Artists sustain us in tough times. But these days, artists (and arts organizations) are in dire straits themselves.
Of course, artists are creative. (Duh.) So leave it to several of them to create a way to help themselves, arts groups — and all the rest of us.
At a time when some folks are not making money, and others have nothing to spend money on, #ArtsAliveWestport draws us all in.
Artists Amy Kaplan, Liz Leggett and Darcy Hicks, along with 3rd Selectwoman Melissa Kane, have a simple plan. Artists offer their work (priced no higher than $200).
When they reach $1,000 in sales, they invest 20% back to the arts by buying a work from another artist, or donating to a local arts non-profit (for example, The Artists Collective of Westport, MoCA Westport, Westport Country Playhouse, Beechwood Arts, Westport Community Theater, Levitt Pavilion, Connecticut Alliance for Music, Fairfield County Alliance for the Arts, or others).
Artists post an image of their work on Instagram or Facebook, with details like price, materials and dimensions, plus the hashtag #ArtsAlivewestport.
Buyers search for art using that same hashtag — #ArtsAliveWestport — on Instagram and Facebook. Available works show up in their feed. They can contact the artist directly (direct message or in the “Comments” section) to arrange purchase, payment, and pickup or shipment.
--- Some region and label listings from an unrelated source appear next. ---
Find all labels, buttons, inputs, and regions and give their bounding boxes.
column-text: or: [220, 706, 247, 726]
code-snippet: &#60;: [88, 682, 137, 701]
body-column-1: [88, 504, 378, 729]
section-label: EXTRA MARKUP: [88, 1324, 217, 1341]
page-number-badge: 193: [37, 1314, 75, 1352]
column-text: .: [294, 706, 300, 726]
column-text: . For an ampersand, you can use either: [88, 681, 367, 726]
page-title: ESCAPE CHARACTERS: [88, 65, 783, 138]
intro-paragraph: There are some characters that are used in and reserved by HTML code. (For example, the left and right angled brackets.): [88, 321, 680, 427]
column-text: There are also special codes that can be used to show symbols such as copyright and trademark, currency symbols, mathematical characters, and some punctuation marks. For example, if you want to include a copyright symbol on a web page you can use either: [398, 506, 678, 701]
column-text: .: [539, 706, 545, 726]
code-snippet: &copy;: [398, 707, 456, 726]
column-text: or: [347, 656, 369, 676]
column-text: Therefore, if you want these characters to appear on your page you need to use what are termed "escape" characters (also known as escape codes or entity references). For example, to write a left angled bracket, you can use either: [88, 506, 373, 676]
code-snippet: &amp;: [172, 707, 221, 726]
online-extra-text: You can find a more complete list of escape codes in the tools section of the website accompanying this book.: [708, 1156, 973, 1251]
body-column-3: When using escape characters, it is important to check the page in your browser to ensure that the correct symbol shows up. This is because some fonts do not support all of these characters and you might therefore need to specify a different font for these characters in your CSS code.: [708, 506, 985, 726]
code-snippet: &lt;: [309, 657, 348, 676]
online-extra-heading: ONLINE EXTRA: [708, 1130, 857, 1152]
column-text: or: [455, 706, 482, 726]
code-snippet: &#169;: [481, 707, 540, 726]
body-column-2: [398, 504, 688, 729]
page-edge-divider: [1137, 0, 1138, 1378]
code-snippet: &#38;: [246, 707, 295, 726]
During last year’s exhibit, Kaplan says, artists and community members came together to experience art and exchange ideas. Now, during the pandemic, they’ve found solace in their studios — but miss the “sharing, the conversations and the connections that we search for by making that art.”
This project excites her because it “wraps back again, strengthening bonds as artists re-invest back into the community.”
The hashtag “conveys the vitality of our arts scene, and the continuity of that thread in the fabric of our town.”
Hicks adds, “When art and money are traded this way, the whole local economy benefits. And our spirits are lifted when we buy art. It is an intimate way of sharing and supporting each other.”
Leggett says #ArtsAliveWestport resembles the “6 degrees of separation” idea that always comforts her. “We have more in common than not,” she notes. “Connections that may seem small can emanate throughout this world. In this time of isolation and uncertainty, that idea is crucial for well-being — individually, and as a community.”